7 common neurological disorders explained
The nervous system is responsible for functions like sight and smell, comprehension, and organizational skills. When the nervous system malfunctions for any reason, it gives rise to neurological disorders. Some of these neurological disorders impact the lifestyle of millions of people without them knowing the gravity of the situation. However, this is an indication that there needs to be more awareness about various neurological disorders for their timely diagnosis and treatment.
Seven common neurological disorders
Strokes happen when proper blood flow to the brain is interrupted. The cause of this interruption could be a possible clot or blockage in the blood vessels supplying blood to the brain. If a patient suffering from a stroke does not receive immediate attention and care, it can turn into a life-threatening condition. Some common symptoms associated with stroke are blurry vision, speech impediment, weakness in upper limbs, and difficulty maintaining balance.
Headaches are a common ailment that can affect people of all ages. It is also one of the most common forms of neurological disorders. If someone is experiencing consistent and repeated headaches that come and go without any explanation, it can be an indication of an underlying condition. If the headaches are accompanied by stiffness in the neck, light sensitivity, and fever, it is time to get professional healthcare advice.
Memory loss is a common problem among people, especially as they age. Memory loss, up to a certain degree, is considered a normal part of the aging process. Instances involving walking into a room or starting a sentence only to forget what is to follow can also be explained away as the norm. However, when these issues occur repeatedly, they might be an indication of something more serious than simply aging. Losing the way, difficulty with finance management, forgetting the names of close family and friends, leaving the stove on, and difficulty performing daily life activities can be indicators of dementia or Alzheimer’s. Patients may also exhibit changes in behavioral patterns along with memory loss and changes in lingual abilities. While there is no cure for dementia or Alzheimer’s, there are treatments and therapies that can help slow down the progression of the condition and help with symptom management.
Parkinson’s is a progressive neurological condition where the condition of brain cells progressively degenerates. The condition primarily impacts the patient’s balance and mobility capabilities. The severity of the symptoms increases as the patient ages. Like with most other neurological disorders, Parkinson’s does not have a cure and currently impacts about one million American citizens. As the condition progresses, symptoms like changes in posture, walking ability, and expressions can be seen. Later on, patients also experience problems with their behavior and their cognitive ability. It is important to seek timely healthcare assistance in order to manage symptoms and retain some semblance of a normal lifestyle for the patient.
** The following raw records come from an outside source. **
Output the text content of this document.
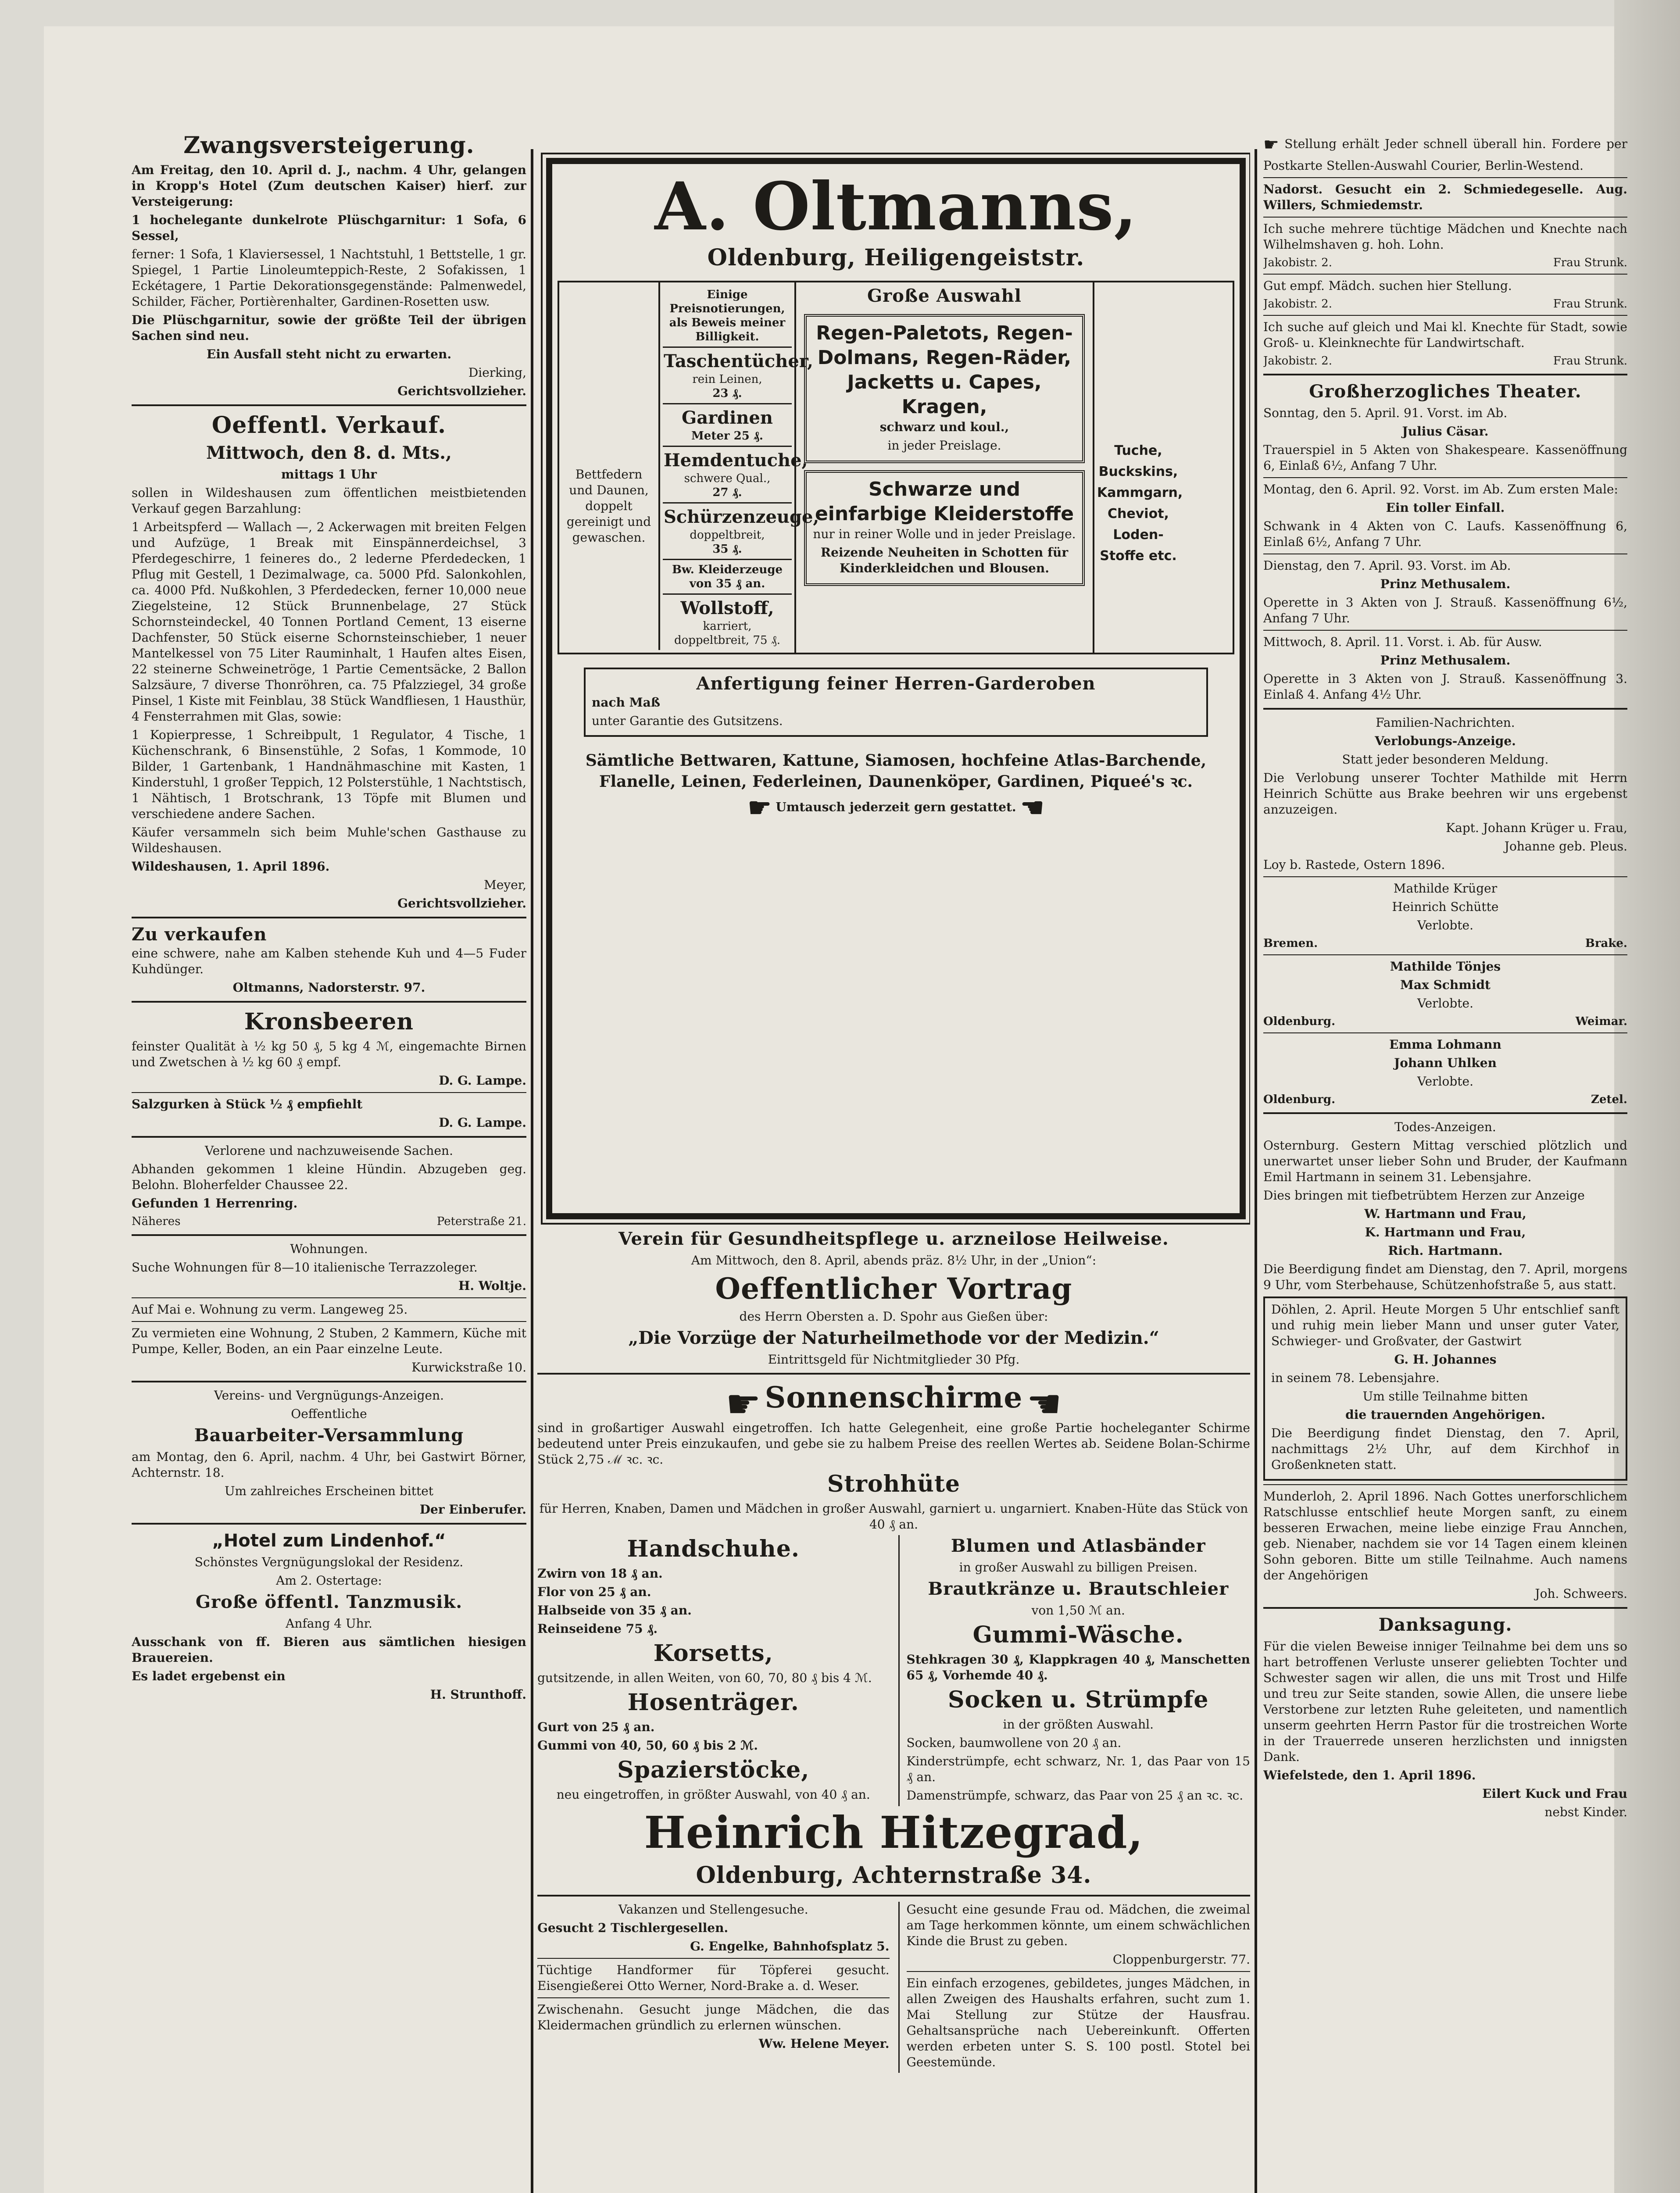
Zwangsversteigerung.

Am Freitag, den 10. April d. J., nachm. 4 Uhr, gelangen in Kropp's Hotel (Zum deutschen Kaiser) hierf. zur Versteigerung:

1 hochelegante dunkelrote Plüschgarnitur: 1 Sofa, 6 Sessel,

ferner: 1 Sofa, 1 Klaviersessel, 1 Nachtstuhl, 1 Bettstelle, 1 gr. Spiegel, 1 Partie Linoleumteppich-Reste, 2 Sofakissen, 1 Eckétagere, 1 Partie Dekorationsgegenstände: Palmenwedel, Schilder, Fächer, Portièrenhalter, Gardinen-Rosetten usw.

Die Plüschgarnitur, sowie der größte Teil der übrigen Sachen sind neu.

Ein Ausfall steht nicht zu erwarten.

Dierking,

Gerichtsvollzieher.

Oeffentl. Verkauf.
Mittwoch, den 8. d. Mts.,
mittags 1 Uhr

sollen in Wildeshausen zum öffentlichen meistbietenden Verkauf gegen Barzahlung:

1 Arbeitspferd — Wallach —, 2 Ackerwagen mit breiten Felgen und Aufzüge, 1 Break mit Einspännerdeichsel, 3 Pferdegeschirre, 1 feineres do., 2 lederne Pferdedecken, 1 Pflug mit Gestell, 1 Dezimalwage, ca. 5000 Pfd. Salonkohlen, ca. 4000 Pfd. Nußkohlen, 3 Pferdedecken, ferner 10,000 neue Ziegelsteine, 12 Stück Brunnenbelage, 27 Stück Schornsteindeckel, 40 Tonnen Portland Cement, 13 eiserne Dachfenster, 50 Stück eiserne Schornsteinschieber, 1 neuer Mantelkessel von 75 Liter Rauminhalt, 1 Haufen altes Eisen, 22 steinerne Schweinetröge, 1 Partie Cementsäcke, 2 Ballon Salzsäure, 7 diverse Thonröhren, ca. 75 Pfalzziegel, 34 große Pinsel, 1 Kiste mit Feinblau, 38 Stück Wandfliesen, 1 Hausthür, 4 Fensterrahmen mit Glas, sowie:

1 Kopierpresse, 1 Schreibpult, 1 Regulator, 4 Tische, 1 Küchenschrank, 6 Binsenstühle, 2 Sofas, 1 Kommode, 10 Bilder, 1 Gartenbank, 1 Handnähmaschine mit Kasten, 1 Kinderstuhl, 1 großer Teppich, 12 Polsterstühle, 1 Nachtstisch, 1 Nähtisch, 1 Brotschrank, 13 Töpfe mit Blumen und verschiedene andere Sachen.

Käufer versammeln sich beim Muhle'schen Gasthause zu Wildeshausen.

Wildeshausen, 1. April 1896.

Meyer,

Gerichtsvollzieher.

Zu verkaufen

eine schwere, nahe am Kalben stehende Kuh und 4—5 Fuder Kuhdünger.

Oltmanns, Nadorsterstr. 97.

Kronsbeeren

feinster Qualität à ½ kg 50 ₰, 5 kg 4 ℳ, eingemachte Birnen und Zwetschen à ½ kg 60 ₰ empf.

D. G. Lampe.

Salzgurken à Stück ½ ₰ empfiehlt

D. G. Lampe.

Verlorene und nachzuweisende Sachen.

Abhanden gekommen 1 kleine Hündin. Abzugeben geg. Belohn. Bloherfelder Chaussee 22.

Gefunden 1 Herrenring.

Näheres	Peterstraße 21.

Wohnungen.

Suche Wohnungen für 8—10 italienische Terrazzoleger.

H. Woltje.

Auf Mai e. Wohnung zu verm. Langeweg 25.

Zu vermieten eine Wohnung, 2 Stuben, 2 Kammern, Küche mit Pumpe, Keller, Boden, an ein Paar einzelne Leute.

Kurwickstraße 10.

Vereins- und Vergnügungs-Anzeigen.

Oeffentliche

Bauarbeiter-Versammlung

am Montag, den 6. April, nachm. 4 Uhr, bei Gastwirt Börner, Achternstr. 18.

Um zahlreiches Erscheinen bittet

Der Einberufer.

„Hotel zum Lindenhof.“

Schönstes Vergnügungslokal der Residenz.

Am 2. Ostertage:

Große öffentl. Tanzmusik.

Anfang 4 Uhr.

Ausschank von ff. Bieren aus sämtlichen hiesigen Brauereien.

Es ladet ergebenst ein

H. Strunthoff.

A. Oltmanns,
Oldenburg, Heiligengeiststr.
Bettfedern und Daunen, doppelt gereinigt und gewaschen.
Einige Preisnotierungen, als Beweis meiner Billigkeit.
Taschentücher,
rein Leinen,
23 ₰.
Gardinen
Meter 25 ₰.
Hemdentuche,
schwere Qual.,
27 ₰.
Schürzenzeuge,
doppeltbreit,
35 ₰.
Bw. Kleiderzeuge
von 35 ₰ an.
Wollstoff,
karriert, doppeltbreit, 75 ₰.
Große Auswahl
Regen-Paletots, Regen-Dolmans, Regen-Räder, Jacketts u. Capes, Kragen,
schwarz und koul.,
in jeder Preislage.
Schwarze und einfarbige Kleiderstoffe
nur in reiner Wolle und in jeder Preislage.
Reizende Neuheiten in Schotten für Kinderkleidchen und Blousen.
Tuche, Buckskins, Kammgarn, Cheviot, Loden-Stoffe etc.
Anfertigung feiner Herren-Garderoben
nach Maß
unter Garantie des Gutsitzens.

Sämtliche Bettwaren, Kattune, Siamosen, hochfeine Atlas-Barchende, Flanelle, Leinen, Federleinen, Daunenköper, Gardinen, Piqueé's ꝛc.

☛ Umtausch jederzeit gern gestattet. ☚

Verein für Gesundheitspflege u. arzneilose Heilweise.

Am Mittwoch, den 8. April, abends präz. 8½ Uhr, in der „Union“:

Oeffentlicher Vortrag

des Herrn Obersten a. D. Spohr aus Gießen über:

„Die Vorzüge der Naturheilmethode vor der Medizin.“

Eintrittsgeld für Nichtmitglieder 30 Pfg.

☛ Sonnenschirme ☚

sind in großartiger Auswahl eingetroffen. Ich hatte Gelegenheit, eine große Partie hocheleganter Schirme bedeutend unter Preis einzukaufen, und gebe sie zu halbem Preise des reellen Wertes ab. Seidene Bolan-Schirme Stück 2,75 ℳ ꝛc. ꝛc.

Strohhüte

für Herren, Knaben, Damen und Mädchen in großer Auswahl, garniert u. ungarniert. Knaben-Hüte das Stück von 40 ₰ an.

Handschuhe.

Zwirn von 18 ₰ an.

Flor von 25 ₰ an.

Halbseide von 35 ₰ an.

Reinseidene 75 ₰.

Korsetts,

gutsitzende, in allen Weiten, von 60, 70, 80 ₰ bis 4 ℳ.

Hosenträger.

Gurt von 25 ₰ an.

Gummi von 40, 50, 60 ₰ bis 2 ℳ.

Spazierstöcke,

neu eingetroffen, in größter Auswahl, von 40 ₰ an.

Blumen und Atlasbänder

in großer Auswahl zu billigen Preisen.

Brautkränze u. Brautschleier

von 1,50 ℳ an.

Gummi-Wäsche.

Stehkragen 30 ₰, Klappkragen 40 ₰, Manschetten 65 ₰, Vorhemde 40 ₰.

Socken u. Strümpfe

in der größten Auswahl.

Socken, baumwollene von 20 ₰ an.

Kinderstrümpfe, echt schwarz, Nr. 1, das Paar von 15 ₰ an.

Damenstrümpfe, schwarz, das Paar von 25 ₰ an ꝛc. ꝛc.

Heinrich Hitzegrad,
Oldenburg, Achternstraße 34.

Vakanzen und Stellengesuche.

Gesucht 2 Tischlergesellen.

G. Engelke, Bahnhofsplatz 5.

Tüchtige Handformer für Töpferei gesucht. Eisengießerei Otto Werner, Nord-Brake a. d. Weser.

Zwischenahn. Gesucht junge Mädchen, die das Kleidermachen gründlich zu erlernen wünschen.

Ww. Helene Meyer.

Gesucht eine gesunde Frau od. Mädchen, die zweimal am Tage herkommen könnte, um einem schwächlichen Kinde die Brust zu geben.

Cloppenburgerstr. 77.

Ein einfach erzogenes, gebildetes, junges Mädchen, in allen Zweigen des Haushalts erfahren, sucht zum 1. Mai Stellung zur Stütze der Hausfrau. Gehaltsansprüche nach Uebereinkunft. Offerten werden erbeten unter S. S. 100 postl. Stotel bei Geestemünde.

☛ Stellung erhält Jeder schnell überall hin. Fordere per Postkarte Stellen-Auswahl Courier, Berlin-Westend.

Nadorst. Gesucht ein 2. Schmiedegeselle. Aug. Willers, Schmiedemstr.

Ich suche mehrere tüchtige Mädchen und Knechte nach Wilhelmshaven g. hoh. Lohn.

Jakobistr. 2.	Frau Strunk.

Gut empf. Mädch. suchen hier Stellung.

Jakobistr. 2.	Frau Strunk.

Ich suche auf gleich und Mai kl. Knechte für Stadt, sowie Groß- u. Kleinknechte für Landwirtschaft.

Jakobistr. 2.	Frau Strunk.
Großherzogliches Theater.

Sonntag, den 5. April. 91. Vorst. im Ab.

Julius Cäsar.

Trauerspiel in 5 Akten von Shakespeare. Kassenöffnung 6, Einlaß 6½, Anfang 7 Uhr.

Montag, den 6. April. 92. Vorst. im Ab. Zum ersten Male:

Ein toller Einfall.

Schwank in 4 Akten von C. Laufs. Kassenöffnung 6, Einlaß 6½, Anfang 7 Uhr.

Dienstag, den 7. April. 93. Vorst. im Ab.

Prinz Methusalem.

Operette in 3 Akten von J. Strauß. Kassenöffnung 6½, Anfang 7 Uhr.

Mittwoch, 8. April. 11. Vorst. i. Ab. für Ausw.

Prinz Methusalem.

Operette in 3 Akten von J. Strauß. Kassenöffnung 3. Einlaß 4. Anfang 4½ Uhr.

Familien-Nachrichten.

Verlobungs-Anzeige.

Statt jeder besonderen Meldung.

Die Verlobung unserer Tochter Mathilde mit Herrn Heinrich Schütte aus Brake beehren wir uns ergebenst anzuzeigen.

Kapt. Johann Krüger u. Frau,

Johanne geb. Pleus.

Loy b. Rastede, Ostern 1896.

Mathilde Krüger

Heinrich Schütte

Verlobte.

Bremen.	Brake.

Mathilde Tönjes

Max Schmidt

Verlobte.

Oldenburg.	Weimar.

Emma Lohmann

Johann Uhlken

Verlobte.

Oldenburg.	Zetel.

Todes-Anzeigen.

Osternburg. Gestern Mittag verschied plötzlich und unerwartet unser lieber Sohn und Bruder, der Kaufmann Emil Hartmann in seinem 31. Lebensjahre.

Dies bringen mit tiefbetrübtem Herzen zur Anzeige

W. Hartmann und Frau,

K. Hartmann und Frau,

Rich. Hartmann.

Die Beerdigung findet am Dienstag, den 7. April, morgens 9 Uhr, vom Sterbehause, Schützenhofstraße 5, aus statt.

Döhlen, 2. April. Heute Morgen 5 Uhr entschlief sanft und ruhig mein lieber Mann und unser guter Vater, Schwieger- und Großvater, der Gastwirt

G. H. Johannes

in seinem 78. Lebensjahre.

Um stille Teilnahme bitten

die trauernden Angehörigen.

Die Beerdigung findet Dienstag, den 7. April, nachmittags 2½ Uhr, auf dem Kirchhof in Großenkneten statt.

Munderloh, 2. April 1896. Nach Gottes unerforschlichem Ratschlusse entschlief heute Morgen sanft, zu einem besseren Erwachen, meine liebe einzige Frau Annchen, geb. Nienaber, nachdem sie vor 14 Tagen einem kleinen Sohn geboren. Bitte um stille Teilnahme. Auch namens der Angehörigen

Joh. Schweers.

Danksagung.

Für die vielen Beweise inniger Teilnahme bei dem uns so hart betroffenen Verluste unserer geliebten Tochter und Schwester sagen wir allen, die uns mit Trost und Hilfe und treu zur Seite standen, sowie Allen, die unsere liebe Verstorbene zur letzten Ruhe geleiteten, und namentlich unserm geehrten Herrn Pastor für die trostreichen Worte in der Trauerrede unseren herzlichsten und innigsten Dank.

Wiefelstede, den 1. April 1896.

Eilert Kuck und Frau

nebst Kinder.
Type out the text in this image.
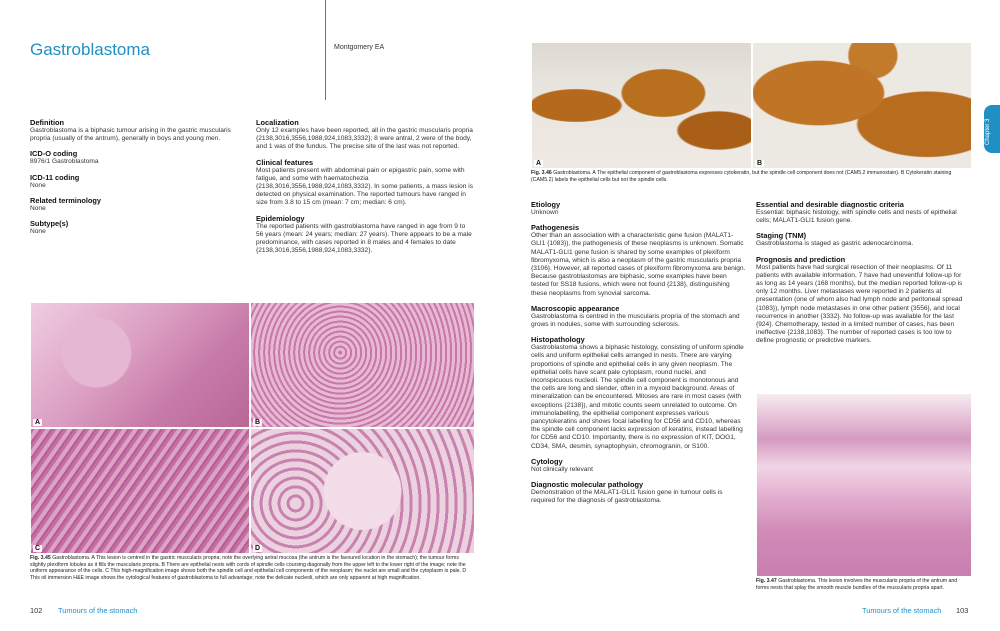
Gastroblastoma	Montgomery EA
Chapter 3
Definition

Gastroblastoma is a biphasic tumour arising in the gastric muscularis propria (usually of the antrum), generally in boys and young men.

ICD-O coding

8976/1 Gastroblastoma

ICD-11 coding

None

Related terminology

None

Subtype(s)

None

Localization

Only 12 examples have been reported, all in the gastric muscularis propria {2138,3016,3556,1988,924,1083,3332}; 8 were antral, 2 were of the body, and 1 was of the fundus. The precise site of the last was not reported.

Clinical features

Most patients present with abdominal pain or epigastric pain, some with fatigue, and some with haematochezia {2138,3016,3556,1988,924,1083,3332}. In some patients, a mass lesion is detected on physical examination. The reported tumours have ranged in size from 3.8 to 15 cm (mean: 7 cm; median: 6 cm).

Epidemiology

The reported patients with gastroblastoma have ranged in age from 9 to 56 years (mean: 24 years; median: 27 years). There appears to be a male predominance, with cases reported in 8 males and 4 females to date {2138,3016,3556,1988,924,1083,3332}.

A	B
C	D
Fig. 3.45 Gastroblastoma. A This lesion is centred in the gastric muscularis propria; note the overlying antral mucosa (the antrum is the favoured location in the stomach); the tumour forms slightly plexiform lobules as it fills the muscularis propria. B There are epithelial nests with cords of spindle cells coursing diagonally from the upper left to the lower right of the image; note the uniform appearance of the cells. C This high-magnification image shows both the spindle cell and epithelial cell components of the neoplasm; the nuclei are small and the cytoplasm is pale. D This oil immersion H&E image shows the cytological features of gastroblastoma to full advantage; note the delicate nucleoli, which are only apparent at high magnification.
A	B
Fig. 3.46 Gastroblastoma. A The epithelial component of gastroblastoma expresses cytokeratin, but the spindle cell component does not (CAM5.2 immunostain). B Cytokeratin staining (CAM5.2) labels the epithelial cells but not the spindle cells.
Etiology

Unknown

Pathogenesis

Other than an association with a characteristic gene fusion (MALAT1-GLI1 {1083}), the pathogenesis of these neoplasms is unknown. Somatic MALAT1-GLI1 gene fusion is shared by some examples of plexiform fibromyxoma, which is also a neoplasm of the gastric muscularis propria {3106}. However, all reported cases of plexiform fibromyxoma are benign. Because gastroblastomas are biphasic, some examples have been tested for SS18 fusions, which were not found {2138}, distinguishing these neoplasms from synovial sarcoma.

Macroscopic appearance

Gastroblastoma is centred in the muscularis propria of the stomach and grows in nodules, some with surrounding sclerosis.

Histopathology

Gastroblastoma shows a biphasic histology, consisting of uniform spindle cells and uniform epithelial cells arranged in nests. There are varying proportions of spindle and epithelial cells in any given neoplasm. The epithelial cells have scant pale cytoplasm, round nuclei, and inconspicuous nucleoli. The spindle cell component is monotonous and the cells are long and slender, often in a myxoid background. Areas of mineralization can be encountered. Mitoses are rare in most cases (with exceptions {2138}), and mitotic counts seem unrelated to outcome. On immunolabelling, the epithelial component expresses various pancytokeratins and shows focal labelling for CD56 and CD10, whereas the spindle cell component lacks expression of keratins, instead labelling for CD56 and CD10. Importantly, there is no expression of KIT, DOG1, CD34, SMA, desmin, synaptophysin, chromogranin, or S100.

Cytology

Not clinically relevant

Diagnostic molecular pathology

Demonstration of the MALAT1-GLI1 fusion gene in tumour cells is required for the diagnosis of gastroblastoma.

Essential and desirable diagnostic criteria

Essential: biphasic histology, with spindle cells and nests of epithelial cells; MALAT1-GLI1 fusion gene.

Staging (TNM)

Gastroblastoma is staged as gastric adenocarcinoma.

Prognosis and prediction

Most patients have had surgical resection of their neoplasms. Of 11 patients with available information, 7 have had uneventful follow-up for as long as 14 years (168 months), but the median reported follow-up is only 12 months. Liver metastases were reported in 2 patients at presentation (one of whom also had lymph node and peritoneal spread {1083}), lymph node metastases in one other patient {3556}, and local recurrence in another {3332}. No follow-up was available for the last {924}. Chemotherapy, tested in a limited number of cases, has been ineffective {2138,1083}. The number of reported cases is too low to define prognostic or predictive markers.

Fig. 3.47 Gastroblastoma. This lesion involves the muscularis propria of the antrum and forms nests that splay the smooth muscle bundles of the muscularis propria apart.
102 Tumours of the stomach	Tumours of the stomach 103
Epilepsy or seizures is another type of prevalent neurological disorder seen in people. It is caused due to abnormal electrical activity in the brain wherein sudden electrical activity bursts in the brain, leading to seizures. It is more common in children and adults over the age of 60 years. However, seizures can occur at any age. Most people have one seizure in their life. But, if it doesn’t reoccur it is nothing to worry about. Depending on where the seizure occurs in the brain, the symptoms of the seizure can vary.
Amyotrophic lateral sclerosis or ALS
Lou Gehrig’s disease, or Amyotrophic Lateral Sclerosis, is a neurological condition that is associated with neuromuscular tissues. The condition impacts the nerve cells present in the spinal cord and the brain. Although there is no surety about what causes this condition, factors like environment and genetics have been found to be contributors. Symptoms associated with Lou Gehrig’s disease include stiffness and twitching of muscles, difficulty breathing and swallowing, and slurred speech. There is no cure for the condition, and it is critical to start treatment therapies as early as possible. Unfortunately, the condition is diagnosed only when it has started progressing, as early symptoms often remain overlooked.
A progressive disorder of the central nervous system, multiple sclerosis is a chronic condition. It is caused due to the insufficient amount of myelin in the neurons and is often associated with progressive demyelination of the neurons. As the condition progresses, patients can note periods of worsening and bettering of symptoms with bouts of intense symptoms as the disease spreads further. Specific signs of MS are dependent on the part of the brain that has been impacted by the condition. Common symptoms include pain, fatigue, motor weakness, sensory and visual disturbances, and muscle tension.